In fact, there are so many great coming-of-age books around that I always approach a new one somewhat skeptically. Fortunately, Darcey Steinke has a good story to tell and she tells it well.

Pre-teen Jesse is a child of the 1970s, growing up in Roanoke, Virginia. Her defrocked minister father and emotionally-fraught mother move to a duplex area, inhabited by a number of down-on-their-luck fragmented families. The 1970s takes center stage here: the fascination with Cher, TV rage (Welcome Back, Kotter and The Carol Burnett Show), Patty Hearst kidnapping, Nixon resignation, Playboy Bunny phenomenon, Lynyrd Skynyrd and more – all woven seamlessly into the narrative.
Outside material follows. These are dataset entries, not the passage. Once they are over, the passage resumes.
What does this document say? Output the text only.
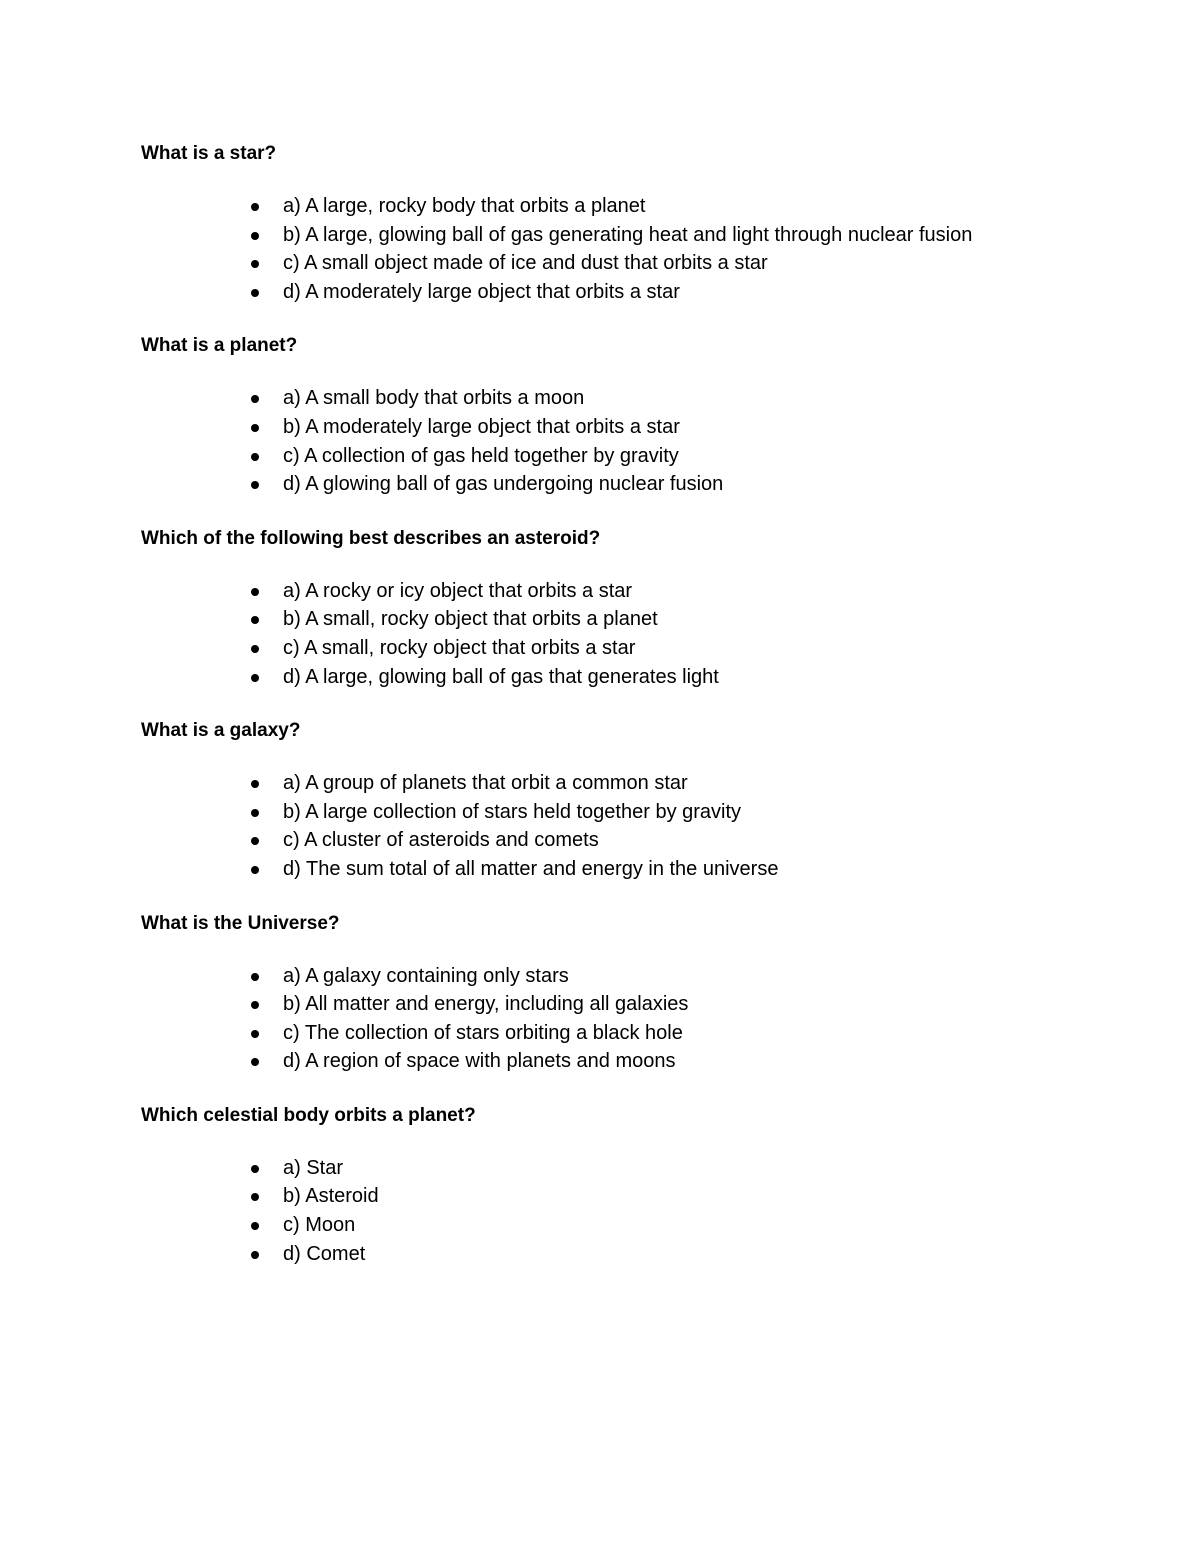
What is a star?
a) A large, rocky body that orbits a planet
b) A large, glowing ball of gas generating heat and light through nuclear fusion
c) A small object made of ice and dust that orbits a star
d) A moderately large object that orbits a star
What is a planet?
a) A small body that orbits a moon
b) A moderately large object that orbits a star
c) A collection of gas held together by gravity
d) A glowing ball of gas undergoing nuclear fusion
Which of the following best describes an asteroid?
a) A rocky or icy object that orbits a star
b) A small, rocky object that orbits a planet
c) A small, rocky object that orbits a star
d) A large, glowing ball of gas that generates light
What is a galaxy?
a) A group of planets that orbit a common star
b) A large collection of stars held together by gravity
c) A cluster of asteroids and comets
d) The sum total of all matter and energy in the universe
What is the Universe?
a) A galaxy containing only stars
b) All matter and energy, including all galaxies
c) The collection of stars orbiting a black hole
d) A region of space with planets and moons
Which celestial body orbits a planet?
a) Star
b) Asteroid
c) Moon
d) Comet
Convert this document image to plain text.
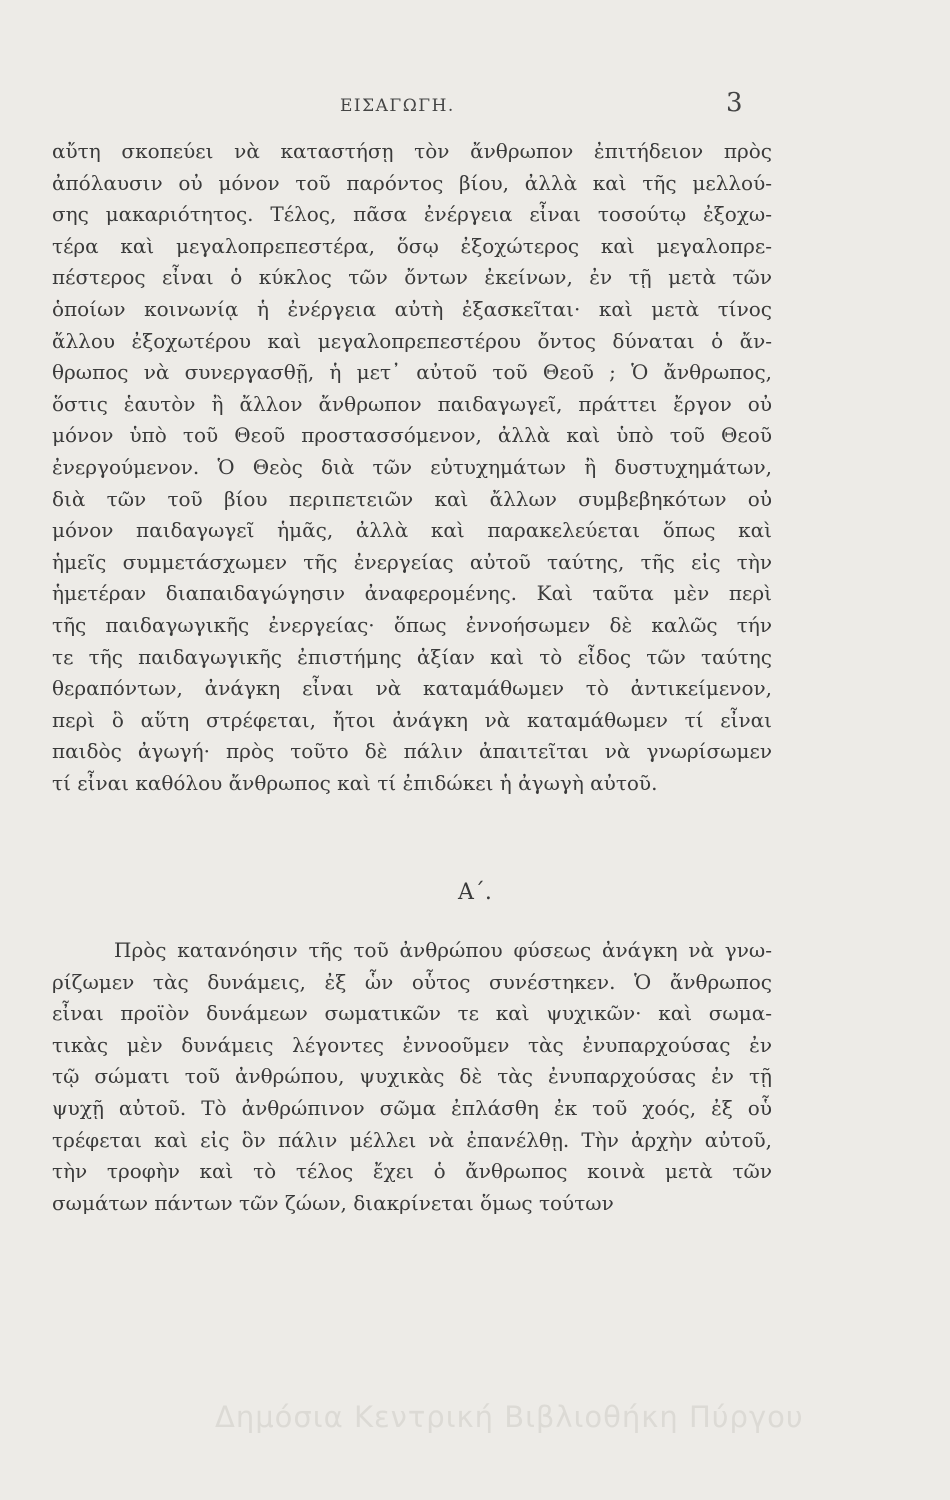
ΕΙΣΑΓΩΓΗ.	3
αὔτη σκοπεύει νὰ καταστήσῃ τὸν ἄνθρωπον ἐπιτήδειον πρὸς
ἀπόλαυσιν οὐ μόνον τοῦ παρόντος βίου, ἀλλὰ καὶ τῆς μελλού-
σης μακαριότητος. Τέλος, πᾶσα ἐνέργεια εἶναι τοσούτῳ ἐξοχω-
τέρα καὶ μεγαλοπρεπεστέρα, ὅσῳ ἐξοχώτερος καὶ μεγαλοπρε-
πέστερος εἶναι ὁ κύκλος τῶν ὄντων ἐκείνων, ἐν τῇ μετὰ τῶν
ὁποίων κοινωνίᾳ ἡ ἐνέργεια αὐτὴ ἐξασκεῖται· καὶ μετὰ τίνος
ἄλλου ἐξοχωτέρου καὶ μεγαλοπρεπεστέρου ὄντος δύναται ὁ ἄν-
θρωπος νὰ συνεργασθῇ, ἡ μετ᾽ αὐτοῦ τοῦ Θεοῦ ; Ὁ ἄνθρωπος,
ὅστις ἑαυτὸν ἢ ἄλλον ἄνθρωπον παιδαγωγεῖ, πράττει ἔργον οὐ
μόνον ὑπὸ τοῦ Θεοῦ προστασσόμενον, ἀλλὰ καὶ ὑπὸ τοῦ Θεοῦ
ἐνεργούμενον. Ὁ Θεὸς διὰ τῶν εὐτυχημάτων ἢ δυστυχημάτων,
διὰ τῶν τοῦ βίου περιπετειῶν καὶ ἄλλων συμβεβηκότων οὐ
μόνον παιδαγωγεῖ ἡμᾶς, ἀλλὰ καὶ παρακελεύεται ὅπως καὶ
ἡμεῖς συμμετάσχωμεν τῆς ἐνεργείας αὐτοῦ ταύτης, τῆς εἰς τὴν
ἡμετέραν διαπαιδαγώγησιν ἀναφερομένης. Καὶ ταῦτα μὲν περὶ
τῆς παιδαγωγικῆς ἐνεργείας· ὅπως ἐννοήσωμεν δὲ καλῶς τήν
τε τῆς παιδαγωγικῆς ἐπιστήμης ἀξίαν καὶ τὸ εἶδος τῶν ταύτης
θεραπόντων, ἀνάγκη εἶναι νὰ καταμάθωμεν τὸ ἀντικείμενον,
περὶ ὃ αὕτη στρέφεται, ἤτοι ἀνάγκη νὰ καταμάθωμεν τί εἶναι
παιδὸς ἀγωγή· πρὸς τοῦτο δὲ πάλιν ἀπαιτεῖται νὰ γνωρίσωμεν
τί εἶναι καθόλου ἄνθρωπος καὶ τί ἐπιδώκει ἡ ἀγωγὴ αὐτοῦ.
Α΄.
Πρὸς κατανόησιν τῆς τοῦ ἀνθρώπου φύσεως ἀνάγκη νὰ γνω-
ρίζωμεν τὰς δυνάμεις, ἐξ ὧν οὗτος συνέστηκεν. Ὁ ἄνθρωπος
εἶναι προϊὸν δυνάμεων σωματικῶν τε καὶ ψυχικῶν· καὶ σωμα-
τικὰς μὲν δυνάμεις λέγοντες ἐννοοῦμεν τὰς ἐνυπαρχούσας ἐν
τῷ σώματι τοῦ ἀνθρώπου, ψυχικὰς δὲ τὰς ἐνυπαρχούσας ἐν τῇ
ψυχῇ αὐτοῦ. Τὸ ἀνθρώπινον σῶμα ἐπλάσθη ἐκ τοῦ χοός, ἐξ οὗ
τρέφεται καὶ εἰς ὃν πάλιν μέλλει νὰ ἐπανέλθῃ. Τὴν ἀρχὴν αὐτοῦ,
τὴν τροφὴν καὶ τὸ τέλος ἔχει ὁ ἄνθρωπος κοινὰ μετὰ τῶν
σωμάτων πάντων τῶν ζώων, διακρίνεται ὅμως τούτων
Δημόσια Κεντρική Βιβλιοθήκη Πύργου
But the beauty of this book is its pitch-perfect character studies. Ms. Steinke, in a first-person narration, provides snapshot interactions with five characters: Sandy (“to me, she was as exotic as a lizard soaking up the sun”) in her leopard-print bikini is just about stone-broke and relies on her sleazy oral surgeon boyfriend to financially care for her. Jill is Jesse’s BFF with the “spark and intensity of a downed electrical wire”, eccentrically trying to survive despite an uncaring, absent mother.

There’s Sheila, the unapproachable beauty who is inappropriately acting out, and whose friendship comes at a steep price. Julie, who is her mother’s BFF, a wannabe dancer whose narcissism alienates her daughter yet holds Jesse’s mother in thrall.